Dans ses explications, Diagne disait qu’ « au moment de l’accession du Sénégal à l’indépendance, le Président Senghor n’avait pas voulu s’encombrer du cadeau que l’Angleterre lui faisait en lui cédant le territoire gambien. Il reste que le Sénégal s’était vu laisser carte blanche pour ne pas dire s’était vu sous-traiter par la communauté internationale pour intervenir militairement en Gambie et 1981 et en 1982 dans le cadre des opérations Fodé Kaba 1 et Fodé Kaba 2. Ces opérations militaires étaient destinées à régler des situations politiques majeures. Le Sénégal a toujours su le faire avec autorité, responsabilité et professionnalisme. Aucune objection n’était relevée. Si aujourd’hui le Sénégal ne le fait pas à nouveau, aucun autre pays au monde ne se substituera à lui ».

Dans sa contribution intitulée, « les chiens de guerre », Babacar Touré accuse d’abord Madiambal Diagne d’écrire sur  commande, «  si l’objectif du Sénégal, en faisant la commande de la plume de Madiambal Diagne -puisqu’il n’écrit que sur commande- est de prendre le pouls de l’opinion avant d’envahir la Gambie, le résultat du sondage est faussé d’avance ». Voilà pourquoi, il dit ne pas être surpris par sa position. Contrairement à Madiambal, Touré se dit déçu de la position de Justin Ndiaye, « autant  l’ancien greffier -Madiambal- ne connait de la guerre que ce qu’il voit dans les films d’Hollywood, autant le vieux journaliste lui, au moins, même s’il n’a jamais été sur un théâtre d’opération militaire, doit avoir des notions de ce qu’est la guerre ».

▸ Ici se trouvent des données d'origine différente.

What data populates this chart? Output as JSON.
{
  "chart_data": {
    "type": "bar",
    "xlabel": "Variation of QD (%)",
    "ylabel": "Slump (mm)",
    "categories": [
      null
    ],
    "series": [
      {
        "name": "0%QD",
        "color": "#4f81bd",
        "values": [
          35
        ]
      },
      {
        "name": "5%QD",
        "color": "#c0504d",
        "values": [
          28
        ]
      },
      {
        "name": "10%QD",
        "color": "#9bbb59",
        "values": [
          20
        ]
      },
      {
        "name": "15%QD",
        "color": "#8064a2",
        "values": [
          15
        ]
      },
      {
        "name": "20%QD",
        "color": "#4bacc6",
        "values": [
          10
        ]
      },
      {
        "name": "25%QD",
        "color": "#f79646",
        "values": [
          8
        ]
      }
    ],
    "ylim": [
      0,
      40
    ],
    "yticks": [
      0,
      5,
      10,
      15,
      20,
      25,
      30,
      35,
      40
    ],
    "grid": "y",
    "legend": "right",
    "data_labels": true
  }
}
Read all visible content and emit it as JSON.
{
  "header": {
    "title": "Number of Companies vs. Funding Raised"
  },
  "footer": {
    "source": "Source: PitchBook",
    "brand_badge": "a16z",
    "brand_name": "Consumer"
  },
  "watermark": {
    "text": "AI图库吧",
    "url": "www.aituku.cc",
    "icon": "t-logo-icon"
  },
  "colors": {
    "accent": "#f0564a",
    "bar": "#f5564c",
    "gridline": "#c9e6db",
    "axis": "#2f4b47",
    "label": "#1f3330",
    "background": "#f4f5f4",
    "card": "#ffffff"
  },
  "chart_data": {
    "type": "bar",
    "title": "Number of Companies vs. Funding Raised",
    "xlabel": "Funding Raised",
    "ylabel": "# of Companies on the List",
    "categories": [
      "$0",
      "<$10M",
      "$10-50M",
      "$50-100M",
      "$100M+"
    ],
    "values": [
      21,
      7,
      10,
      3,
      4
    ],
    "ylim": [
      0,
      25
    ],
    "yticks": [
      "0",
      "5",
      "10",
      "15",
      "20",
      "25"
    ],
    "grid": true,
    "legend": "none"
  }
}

Babacar Touré parle par expérience, il est très marqué par le début de la guerre en Casamance. Il a encore vécu la guerre en Côte d’Ivoire. « Contrairement à ce qu’a écrit mon frère Yoro Dia (les derniers jours du Néron de Banjul), la paix n’a jamais été au bout du fusil. Cela ne l’a jamais été ni au Libéria, ni en Gambie ni en Guinée Bissau encore moins en Casamance! J’ai vécu la guerre en Casamance pendant toute mon enfance, je l’ai vécu en Côte d’Ivoire. Crois-moi Yoro, le fusil n’a jamais rien réglé. L’existence de Salif Sadio et sa force de nuisance en sont les preuves les plus concrètes. C’est sous l’arbre à palabre qu’on aplanit les divergences les plus âpres. (…). Nous n’avions pas encore 10 ans et avions assistés, en direct, au retour des rescapés des tueries de la gouvernance de Ziguinchor. Pour la première fois de nos vies, nous avions vu un homme courant les boyaux dehors. Le fusil Yoro, il nous a volé notre enfance, pourri notre jeunesse détruit notre vie. Nous n’accepterons plus qu’il nous terrorise!”.